L’Europe a prouvé (et l’Europe de l’Est en particulier) qu’elle restait très accrochée à cette musique et à cet univers musical des années 70, alors que peu de médias (presse ou radios) ne donnent beaucoup d’échos à ces groupes. Aujourd’hui c’est le web qui fait plus pour la rock music au travers des zines ; paradoxalement il faut d’abord exister sur la toile avant d’exister physiquement presque. Dirais tu que l’Europe par rapport aux Etats-Unis, est plus à ton « parti pris » musical ?
– Sans nul doute l’Europe et l’Angleterre sont nos appuis les plus importants et en effet internet nous a plus qu’aidé à émanciper notre musique. Ce qui le prouve c’est que nous vendons autant en Europe qu’aux Etats-Unis, pour te donner un ordre d’idée.STONE AXE playing live

J’ai lu que la plupart des membres de Mos Generator ont quitté le groupe parce qu’ils voulaient enfin se poser et assoir leur vies familiale. Est-que ça été si dur que cela pour vivre de votre musique, et à ce titre penses tu que Stone Axe s’en tirera mieux ?
– Disons que Stone Axe prend le relais au bon moment, là ou Mos Generator l’a laissé et grâce aux rencontres que j’ai faites durant ces années j’ai bien l’intention de faire mieux avec Stone Axe.

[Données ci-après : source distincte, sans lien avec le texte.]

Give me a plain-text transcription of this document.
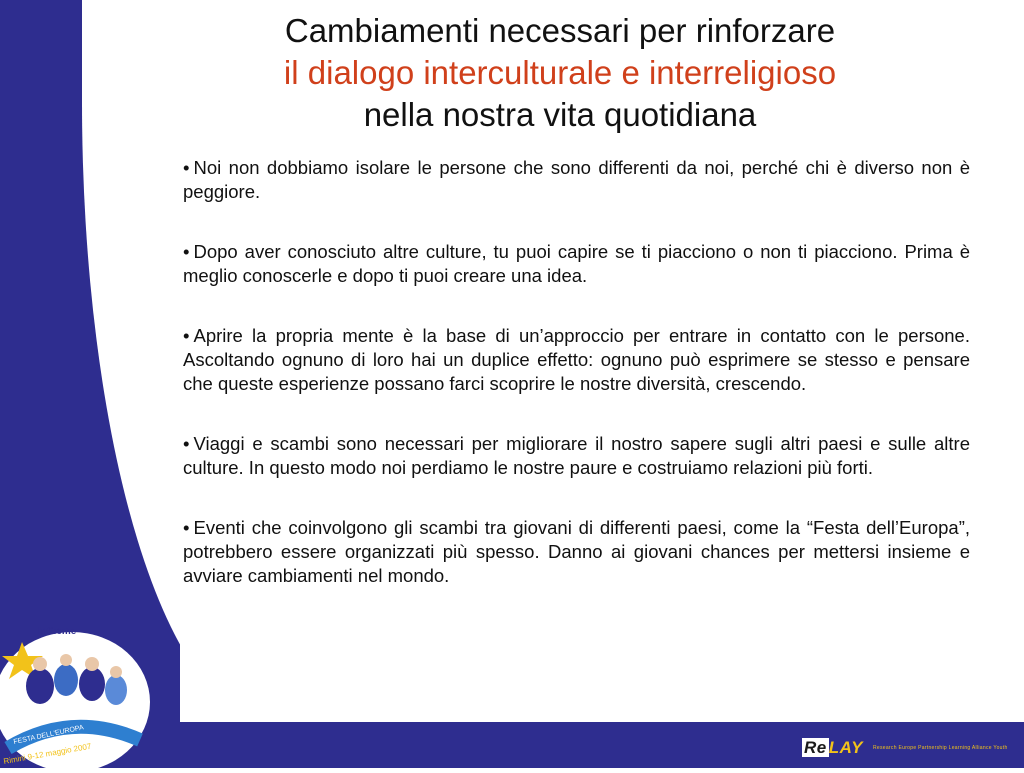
Cambiamenti necessari per rinforzare
il dialogo interculturale e interreligioso
nella nostra vita quotidiana

• Noi non dobbiamo isolare le persone che sono differenti da noi, perché chi è diverso non è peggiore.

• Dopo aver conosciuto altre culture, tu puoi capire se ti piacciono o non ti piacciono. Prima è meglio conoscerle e dopo ti puoi creare una idea.

• Aprire la propria mente è la base di un’approccio per entrare in contatto con le persone. Ascoltando ognuno di loro hai un duplice effetto: ognuno può esprimere se stesso e pensare che queste esperienze possano farci scoprire le nostre diversità, crescendo.

• Viaggi e scambi sono necessari per migliorare il nostro sapere sugli altri paesi e sulle altre culture. In questo modo noi perdiamo le nostre paure e costruiamo relazioni più forti.

• Eventi che coinvolgono gli scambi tra giovani di differenti paesi, come la “Festa dell’Europa”, potrebbero essere organizzati più spesso. Danno ai giovani chances per mettersi insieme e avviare cambiamenti nel mondo.

InSieme
FESTA DELL'EUROPA
Rimini 9-12 maggio 2007	Re LAY Research Europe Partnership Learning Alliance Youth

Tu as acquis une sacré maitrise du travail de studio, de la production également. Dirais-tu que c’est ce que tu préfères par rapport à ton statut de musicien et personne des majors ne t’as jamais appelé pour enregistrer avec des « calibres » ?
– Je m’éclate vraiment à enregistrer ma propre musique et en plus je gagne ma vie à le faire ; aujourd’hui je peux même choisir avec qui je veux enregistrer. Personne en particulier ne m’a contacté mais j’ai déjà enregistré d’autres groupes à travers le pays.

Tony, peut-on savoir à qui tu fais référence dans « Those were the golden years » quand tu dis :« J’ai passé des journées d’hiver pluvieux à t’écouter chanter. » J’en ai une petite idée mais j’aimerais que tu approfondisses.
– C’est à Phil Lynott à qui je fais allusion dans cette chanson, mais je pourrais en dire autant de toute la musique de cette période, avec laquelle j’ai grandi !

Je crois savoir que vous venez prochainement en Europe (pas avant 2011 en fait..). Qu’est-ce que le Vieux Continent représente pour toi ?
– Stone Axe aurait pu voir le jour en Angleterre, c’est 90% de nos racines musicales ; mais l’Europe est vraiment l’endroit où les gens aiment profondément la musique. Ici, aux Etats-Unis ont a l’impression que le public profite de ce qu’il écoute sans jamais s’en imprégner.

Pour finir j’aimerais savoir avec quel musicien tu aurais aimé jouer ou côtoyer ?
David Bowie vers 1973..

(Bon j’aurais parié qu’il me répondrait Paul Kossoff. J’aurais donc perdu !)

 

J’ai demandé il y a quelques années à Ian Hunter ce qu’il ressentait vis-à-vis de ces années là, et il m’a répondu que la nostalgie est une des maladies les plus destructives. Tu en penses quoi, toi ?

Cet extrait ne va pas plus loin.